パンとスープに干し果物のシンプルメニューだけど、ところどころ工夫もしているムチ。我ながらよくできたムチ。レンもおいしそうに食べているムチ!
「おいしい! すごいよムチちゃん、ウチの料理人に負けないくらい。旅のあいだはマズい保存食だったけど、今日の食事は屋敷で食べる料理ぐらいおいしいよ!」
「ムチフフフ、照れるムチなあ。でも、すごいのはムチちゃんの腕じゃなくて、ムチムチランドの食材とノウハウむちよ」
「これ、黒パンなのにふっくらしてるし、ほのかな甘味までついてる」
「はちみつを少々練り込んだムチ。

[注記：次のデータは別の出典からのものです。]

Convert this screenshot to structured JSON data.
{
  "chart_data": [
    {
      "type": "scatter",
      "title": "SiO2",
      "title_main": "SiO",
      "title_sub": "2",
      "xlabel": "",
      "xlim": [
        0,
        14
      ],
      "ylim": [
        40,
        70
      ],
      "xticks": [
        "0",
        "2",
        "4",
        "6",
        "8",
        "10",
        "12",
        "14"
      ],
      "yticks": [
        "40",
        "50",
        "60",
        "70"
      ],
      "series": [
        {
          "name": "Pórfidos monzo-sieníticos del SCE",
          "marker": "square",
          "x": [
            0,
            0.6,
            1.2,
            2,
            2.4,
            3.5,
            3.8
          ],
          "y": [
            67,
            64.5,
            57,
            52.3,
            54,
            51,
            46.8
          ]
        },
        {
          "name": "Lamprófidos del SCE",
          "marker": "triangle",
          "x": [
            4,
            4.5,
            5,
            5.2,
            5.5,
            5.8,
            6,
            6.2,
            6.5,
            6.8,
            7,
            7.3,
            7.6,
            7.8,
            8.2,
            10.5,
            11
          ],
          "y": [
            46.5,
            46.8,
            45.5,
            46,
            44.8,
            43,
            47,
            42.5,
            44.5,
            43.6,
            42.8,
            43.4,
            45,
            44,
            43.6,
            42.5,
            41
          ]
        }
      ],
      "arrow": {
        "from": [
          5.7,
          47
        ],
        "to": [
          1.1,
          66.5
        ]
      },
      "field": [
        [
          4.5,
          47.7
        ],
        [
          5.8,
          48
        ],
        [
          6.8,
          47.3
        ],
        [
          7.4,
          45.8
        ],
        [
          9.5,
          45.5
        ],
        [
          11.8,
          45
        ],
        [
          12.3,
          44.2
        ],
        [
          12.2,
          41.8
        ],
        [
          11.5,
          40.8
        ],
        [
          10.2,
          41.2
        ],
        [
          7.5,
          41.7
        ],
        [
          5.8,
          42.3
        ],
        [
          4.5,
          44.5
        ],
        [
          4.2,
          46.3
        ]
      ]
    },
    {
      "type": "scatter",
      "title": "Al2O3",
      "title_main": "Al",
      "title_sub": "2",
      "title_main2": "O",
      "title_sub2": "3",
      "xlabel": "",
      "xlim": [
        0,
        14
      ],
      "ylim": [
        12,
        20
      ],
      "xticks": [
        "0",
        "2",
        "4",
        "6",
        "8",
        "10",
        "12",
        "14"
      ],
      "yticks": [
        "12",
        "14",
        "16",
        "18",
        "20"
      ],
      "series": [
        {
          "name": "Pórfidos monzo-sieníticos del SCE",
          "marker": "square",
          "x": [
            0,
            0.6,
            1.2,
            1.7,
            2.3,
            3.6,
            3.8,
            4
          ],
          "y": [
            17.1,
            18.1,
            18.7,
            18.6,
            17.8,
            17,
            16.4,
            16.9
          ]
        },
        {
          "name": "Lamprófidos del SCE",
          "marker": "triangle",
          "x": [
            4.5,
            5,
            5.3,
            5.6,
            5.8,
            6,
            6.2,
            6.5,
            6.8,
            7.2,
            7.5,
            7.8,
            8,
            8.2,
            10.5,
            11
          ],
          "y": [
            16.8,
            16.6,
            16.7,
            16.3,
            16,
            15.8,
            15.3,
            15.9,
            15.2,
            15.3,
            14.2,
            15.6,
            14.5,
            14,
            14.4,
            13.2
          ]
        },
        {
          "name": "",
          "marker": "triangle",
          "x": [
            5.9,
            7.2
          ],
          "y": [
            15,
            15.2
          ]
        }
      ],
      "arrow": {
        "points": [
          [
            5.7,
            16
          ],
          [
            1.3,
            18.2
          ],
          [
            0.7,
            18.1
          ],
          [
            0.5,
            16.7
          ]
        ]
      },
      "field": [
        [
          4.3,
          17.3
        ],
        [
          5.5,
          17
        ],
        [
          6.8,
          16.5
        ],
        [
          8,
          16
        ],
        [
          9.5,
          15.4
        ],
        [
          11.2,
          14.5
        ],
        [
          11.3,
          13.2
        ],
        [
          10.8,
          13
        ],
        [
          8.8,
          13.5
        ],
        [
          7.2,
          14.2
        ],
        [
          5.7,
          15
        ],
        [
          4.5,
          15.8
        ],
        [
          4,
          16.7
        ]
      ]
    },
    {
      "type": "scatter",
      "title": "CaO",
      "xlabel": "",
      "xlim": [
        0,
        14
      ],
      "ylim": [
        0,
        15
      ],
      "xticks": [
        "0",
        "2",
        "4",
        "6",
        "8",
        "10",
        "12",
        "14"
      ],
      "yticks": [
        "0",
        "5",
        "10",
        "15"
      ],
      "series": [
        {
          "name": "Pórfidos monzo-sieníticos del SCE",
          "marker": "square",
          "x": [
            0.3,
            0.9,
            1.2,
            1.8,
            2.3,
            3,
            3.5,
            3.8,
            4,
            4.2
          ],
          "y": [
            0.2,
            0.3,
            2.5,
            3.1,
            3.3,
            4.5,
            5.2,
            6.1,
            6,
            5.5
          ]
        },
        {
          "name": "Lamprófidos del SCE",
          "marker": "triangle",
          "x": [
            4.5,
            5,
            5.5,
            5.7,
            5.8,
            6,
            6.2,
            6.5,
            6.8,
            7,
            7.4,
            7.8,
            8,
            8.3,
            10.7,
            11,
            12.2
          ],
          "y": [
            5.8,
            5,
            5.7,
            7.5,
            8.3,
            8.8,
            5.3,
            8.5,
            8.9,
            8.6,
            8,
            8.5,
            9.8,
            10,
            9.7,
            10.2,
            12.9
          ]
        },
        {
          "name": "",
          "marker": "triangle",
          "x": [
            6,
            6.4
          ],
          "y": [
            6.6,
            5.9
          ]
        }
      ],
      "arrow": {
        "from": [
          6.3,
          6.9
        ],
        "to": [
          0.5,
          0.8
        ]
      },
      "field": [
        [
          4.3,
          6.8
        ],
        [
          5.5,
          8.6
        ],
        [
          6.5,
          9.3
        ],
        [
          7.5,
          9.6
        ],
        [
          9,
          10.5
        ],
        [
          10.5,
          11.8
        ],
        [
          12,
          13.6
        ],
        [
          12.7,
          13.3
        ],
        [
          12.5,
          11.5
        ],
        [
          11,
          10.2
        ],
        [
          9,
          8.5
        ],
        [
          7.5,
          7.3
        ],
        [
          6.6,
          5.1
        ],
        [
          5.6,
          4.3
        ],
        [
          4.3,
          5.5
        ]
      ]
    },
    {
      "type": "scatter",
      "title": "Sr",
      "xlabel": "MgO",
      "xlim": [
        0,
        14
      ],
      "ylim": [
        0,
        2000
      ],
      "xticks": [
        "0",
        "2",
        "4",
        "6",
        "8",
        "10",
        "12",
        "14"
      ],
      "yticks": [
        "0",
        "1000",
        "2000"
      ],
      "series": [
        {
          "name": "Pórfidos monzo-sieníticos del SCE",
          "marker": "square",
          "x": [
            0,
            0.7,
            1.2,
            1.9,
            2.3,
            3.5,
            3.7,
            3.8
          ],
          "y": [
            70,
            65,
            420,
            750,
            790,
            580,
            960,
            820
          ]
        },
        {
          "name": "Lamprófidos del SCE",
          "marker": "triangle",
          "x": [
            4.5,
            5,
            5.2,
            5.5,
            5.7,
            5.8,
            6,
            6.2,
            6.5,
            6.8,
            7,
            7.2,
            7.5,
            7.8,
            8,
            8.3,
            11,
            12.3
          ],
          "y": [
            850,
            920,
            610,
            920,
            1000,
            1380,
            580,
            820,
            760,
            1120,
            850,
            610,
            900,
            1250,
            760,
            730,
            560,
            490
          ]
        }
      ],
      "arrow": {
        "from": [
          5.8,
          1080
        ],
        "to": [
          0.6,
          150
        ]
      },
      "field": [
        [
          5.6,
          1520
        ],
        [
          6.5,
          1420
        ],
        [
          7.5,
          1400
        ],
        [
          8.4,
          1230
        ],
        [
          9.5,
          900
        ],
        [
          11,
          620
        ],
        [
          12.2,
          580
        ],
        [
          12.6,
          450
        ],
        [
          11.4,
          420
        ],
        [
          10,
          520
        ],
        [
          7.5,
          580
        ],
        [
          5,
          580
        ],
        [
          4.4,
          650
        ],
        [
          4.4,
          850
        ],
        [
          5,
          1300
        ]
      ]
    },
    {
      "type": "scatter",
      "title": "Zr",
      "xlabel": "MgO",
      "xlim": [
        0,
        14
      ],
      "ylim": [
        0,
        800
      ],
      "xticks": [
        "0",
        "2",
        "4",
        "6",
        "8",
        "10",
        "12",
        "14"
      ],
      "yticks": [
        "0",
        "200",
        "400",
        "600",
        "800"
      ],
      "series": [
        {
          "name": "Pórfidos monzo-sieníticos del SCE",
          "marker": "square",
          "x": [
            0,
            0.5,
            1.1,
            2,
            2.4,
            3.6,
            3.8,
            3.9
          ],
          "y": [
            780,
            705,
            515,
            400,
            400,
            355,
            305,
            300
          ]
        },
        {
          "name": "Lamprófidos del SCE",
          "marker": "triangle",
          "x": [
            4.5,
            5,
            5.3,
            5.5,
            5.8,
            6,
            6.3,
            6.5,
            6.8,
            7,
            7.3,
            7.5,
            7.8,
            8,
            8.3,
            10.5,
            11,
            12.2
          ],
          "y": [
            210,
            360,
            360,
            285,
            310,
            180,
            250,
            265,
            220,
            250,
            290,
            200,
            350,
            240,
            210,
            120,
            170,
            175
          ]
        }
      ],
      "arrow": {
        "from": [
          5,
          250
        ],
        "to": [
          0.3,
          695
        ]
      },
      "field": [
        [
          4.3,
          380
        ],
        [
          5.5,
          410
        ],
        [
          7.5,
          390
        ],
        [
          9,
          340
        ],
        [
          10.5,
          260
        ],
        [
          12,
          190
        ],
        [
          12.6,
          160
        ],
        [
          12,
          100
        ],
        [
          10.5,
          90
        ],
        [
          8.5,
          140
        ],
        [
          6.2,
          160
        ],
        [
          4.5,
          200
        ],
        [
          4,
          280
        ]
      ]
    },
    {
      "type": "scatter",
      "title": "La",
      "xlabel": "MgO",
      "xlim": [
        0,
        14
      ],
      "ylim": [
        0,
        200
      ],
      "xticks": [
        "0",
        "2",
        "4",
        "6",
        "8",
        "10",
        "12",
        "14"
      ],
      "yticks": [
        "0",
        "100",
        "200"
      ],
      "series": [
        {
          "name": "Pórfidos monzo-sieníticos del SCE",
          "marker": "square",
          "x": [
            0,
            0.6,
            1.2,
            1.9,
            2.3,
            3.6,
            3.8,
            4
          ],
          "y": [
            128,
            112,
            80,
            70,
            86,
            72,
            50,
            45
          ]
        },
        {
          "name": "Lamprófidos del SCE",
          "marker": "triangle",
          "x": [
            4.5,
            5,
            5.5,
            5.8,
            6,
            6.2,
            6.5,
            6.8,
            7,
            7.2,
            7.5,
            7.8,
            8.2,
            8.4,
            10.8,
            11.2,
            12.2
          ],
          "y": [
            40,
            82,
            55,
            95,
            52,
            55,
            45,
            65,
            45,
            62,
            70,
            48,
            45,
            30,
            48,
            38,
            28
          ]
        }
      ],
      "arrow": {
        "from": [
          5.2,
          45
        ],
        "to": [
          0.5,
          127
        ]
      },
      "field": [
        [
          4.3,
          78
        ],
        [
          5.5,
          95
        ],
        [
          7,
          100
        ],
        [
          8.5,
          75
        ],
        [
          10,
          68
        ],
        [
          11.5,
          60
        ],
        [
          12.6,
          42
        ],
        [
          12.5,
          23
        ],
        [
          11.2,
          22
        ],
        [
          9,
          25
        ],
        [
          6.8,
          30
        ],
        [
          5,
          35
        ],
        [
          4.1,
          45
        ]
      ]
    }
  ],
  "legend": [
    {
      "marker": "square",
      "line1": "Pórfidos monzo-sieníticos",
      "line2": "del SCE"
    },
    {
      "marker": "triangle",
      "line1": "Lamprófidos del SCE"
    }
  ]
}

お礼だから奮発したムチ!」
「スープも塩だけじゃない、複雑な味付けがしてある。ホントにおいしい!」
「こんなので良かったら、袋のなかにいっぱいあるムチ。スープの素はいろんな味付けがあるムチ。鍋があれば作れるから、ちょっと分けてあげてもいいムチよ!」
「本当! パンのほうは窯が必要だから旅には向いていないけど、スープのほうはみんな欲しがると思うよ。本当にいいの?」
「いいムチよ!」
想像以上にムチムチランドの食材が受けているムチ。ムチムチランド以外ではどんなものを食べているか、ちょっと興味が湧いてきたムチ。今度調べるムチ。
「あの、ムチちゃんからもお願いがあるムチ」
「え、なに?」
ムチちゃん、立ち上がって居住まいを正したムチ。
「ムチちゃん、騎士さまを目指してはいるけど、ご存知のとおりよわよわムチ。今のままだとムチムチ大使としての勤めも果たせないかもしれないムチ。だから、ムチちゃんに戦い方を教えてほしいムチ。もちろん、お礼はできるかぎりするムチ。ムチちゃんがレンについていっても、いいムチか?」
レンはしばらく黙っていたけど、
「ボクも騎士になるための旅をしているんだ。騎士爵の爵位は持っているけど、騎士として実力をつけて本物の騎士になりたい。そのために、王都のグレイル騎士団で修行を積もうと思ってる。ムチちゃんも騎士になりたいなら、ちょうどいいんじゃないかな」
「い、いいムチか?」
「うん、いいムチよ!」
「うれしいムチ! やったムチ! ムチちゃんレンと一緒ムチ!」
ムチちゃん、うれしくて、ぴょんぴょんしたムチ。食後のおかたづけの後はお風呂を沸かして、一緒に入ったムチ。
レンは女の子だと思ったら男の子だったムチ。